Selon " L'Echo " du mercredi 8 juin 2005, " compte tenu des circonstances, l'administration des Finances ne sera pas en mesure d'effectuer cette année un contrôle approfondi sur la TVA , annonce, dans une lettre aux contribuables citée par les journaux du groupe VUM, un responsable du contrôle fiscal, déplorant ainsi le manque de personnel. Dans la même missive, il demande aux administrés de déclarer les sommes éventuellement omises…
Il faut y ajouter l'acharnement de l'administration de la TVA pour des dossiers minables et qu'elle devra perdre, la rédaction de procès-verbaux manifestement mensongers, les coalitions de fonctionnaires qui font qu'ils se couvrent l'un l'autre quand ils sont en tort, ce qui fait transiter un dossier sans importance si ce n'est théorique par 15 fonctionnaires différents, l'absence de réponse du ministre fédéral des Finances par peur de se mouiller lorsqu'on lui pose des questions d'intérêt général.
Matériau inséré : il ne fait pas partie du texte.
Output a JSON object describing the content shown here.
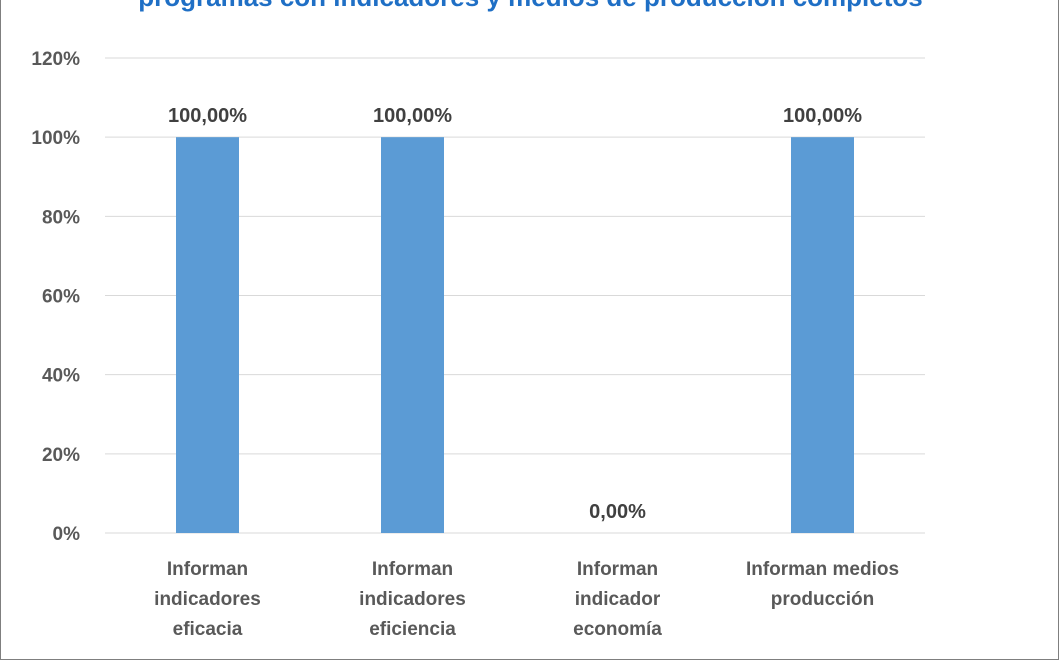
{
  "chart_data": {
    "type": "bar",
    "title": "",
    "title_partial_visible": "programas con indicadores y medios de producción completos",
    "categories": [
      [
        "Informan",
        "indicadores",
        "eficacia"
      ],
      [
        "Informan",
        "indicadores",
        "eficiencia"
      ],
      [
        "Informan",
        "indicador",
        "economía"
      ],
      [
        "Informan medios",
        "producción"
      ]
    ],
    "values": [
      100,
      100,
      0,
      100
    ],
    "data_labels": [
      "100,00%",
      "100,00%",
      "0,00%",
      "100,00%"
    ],
    "yticks": [
      "0%",
      "20%",
      "40%",
      "60%",
      "80%",
      "100%",
      "120%"
    ],
    "ylim": [
      0,
      120
    ],
    "grid": true,
    "xlabel": "",
    "ylabel": "",
    "colors": {
      "bar": "#5b9bd5",
      "grid": "#d9d9d9",
      "title": "#1f6fc5"
    }
  }
}
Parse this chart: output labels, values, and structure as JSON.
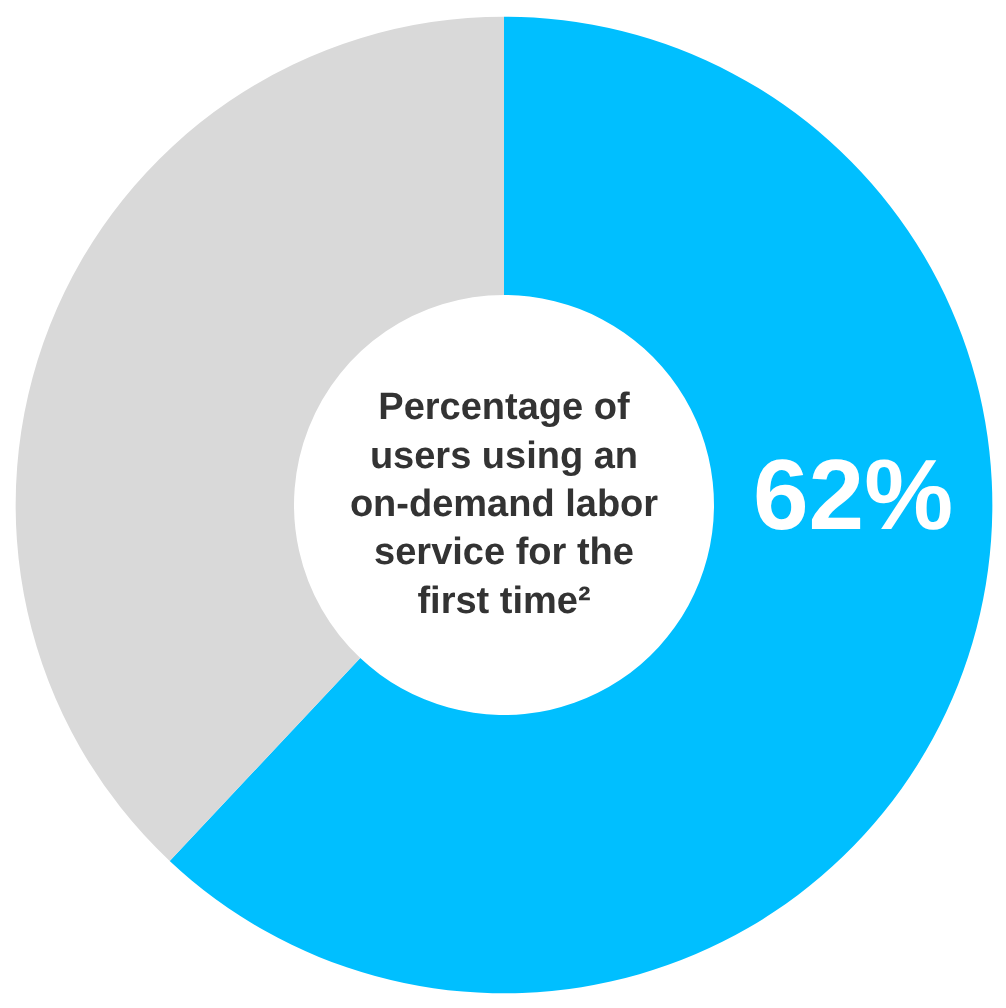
{
  "chart_data": {
    "type": "donut",
    "title": "Percentage of users using an on-demand labor service for the first time²",
    "categories": [
      null,
      null
    ],
    "values": [
      62,
      38
    ],
    "colors": [
      "#00bfff",
      "#d9d9d9"
    ],
    "value_labels": [
      "62%",
      null
    ]
  }
}
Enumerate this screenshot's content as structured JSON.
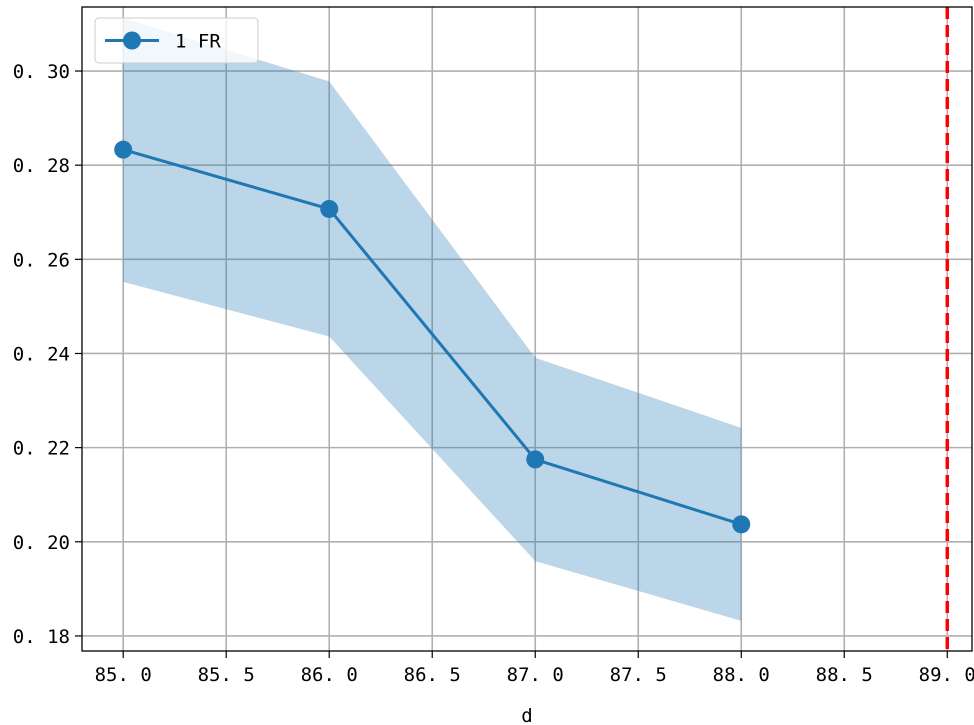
{
  "chart_data": {
    "type": "line",
    "title": "",
    "xlabel": "d",
    "ylabel": "",
    "xlim": [
      84.8,
      89.12
    ],
    "ylim": [
      0.1768,
      0.3136
    ],
    "x_ticks": [
      85.0,
      85.5,
      86.0,
      86.5,
      87.0,
      87.5,
      88.0,
      88.5,
      89.0
    ],
    "x_tick_labels": [
      "85. 0",
      "85. 5",
      "86. 0",
      "86. 5",
      "87. 0",
      "87. 5",
      "88. 0",
      "88. 5",
      "89. 0"
    ],
    "y_ticks": [
      0.18,
      0.2,
      0.22,
      0.24,
      0.26,
      0.28,
      0.3
    ],
    "y_tick_labels": [
      "0. 18",
      "0. 20",
      "0. 22",
      "0. 24",
      "0. 26",
      "0. 28",
      "0. 30"
    ],
    "grid": true,
    "legend_position": "top-left",
    "series": [
      {
        "name": "1 FR",
        "color": "#1f77b4",
        "marker": "circle",
        "x": [
          85.0,
          86.0,
          87.0,
          88.0
        ],
        "y": [
          0.2833,
          0.2707,
          0.2175,
          0.2037
        ],
        "band_lower": [
          0.2552,
          0.2436,
          0.1959,
          0.1832
        ],
        "band_upper": [
          0.3112,
          0.2978,
          0.2391,
          0.2242
        ],
        "band_color": "#1f77b4"
      }
    ],
    "vlines": [
      {
        "x": 89.0,
        "color": "#ff0000",
        "style": "dashed"
      }
    ]
  }
}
Comme nous le soulignions déjà dans notre dernier livre " PME " , il n'y aura jamais assez de fonctionnaires s'ils sont malhonnêtes, obtus et mal dirigés.
Contributions
Le collège des médiateurs fédéraux exposait dans son dernier rapport qu'il pouvait aider à la résolution de 75% des litiges avec les contributions mais dans 15% des cas, l'administration était manifestement complètement en tort et s'acharnait quel qu'en soit le coût pour les contribuables et pour l'Etat soit deux fois pour les contribuables.
A titre d'exemple
Un inspecteur principal a.i. de la TVA rédige un procès verbal rempli de contrevérités évidentes compte tenu du dossier. Son procès verbal est accompagné d'un commandement de payer et d'une contrainte. Le tribunal de 1ière instance déclare que ce que demande le préjudicié n'est pas l'annulation du procès verbal mensonger mais bien de la contrainte et il annule celle-ci.
Durant la délibération du tribunal, l'inspecteur principal ad intérim rédige un deuxième procès verbal tout aussi mensonger pour une autre période.
Comme le préjudicié du premier jugement a été en appel, il n'a heureusement qu'à joindre la demande d'annulation du deuxième procès verbal au premier. L'administration des contributions qui sait que les procès verbaux sont mensongers refuse de le certifier; le Ministre des Finances transmet le dossier à son administration depuis un an. L'administration des contributions, interrogée à propos d'une autre affaire, répond que nul ne peut annuler, pas même le tribunal, les procès verbaux même en les sachant mensongers.
Les inspecteurs principaux sont-ils assermentés et intouchables?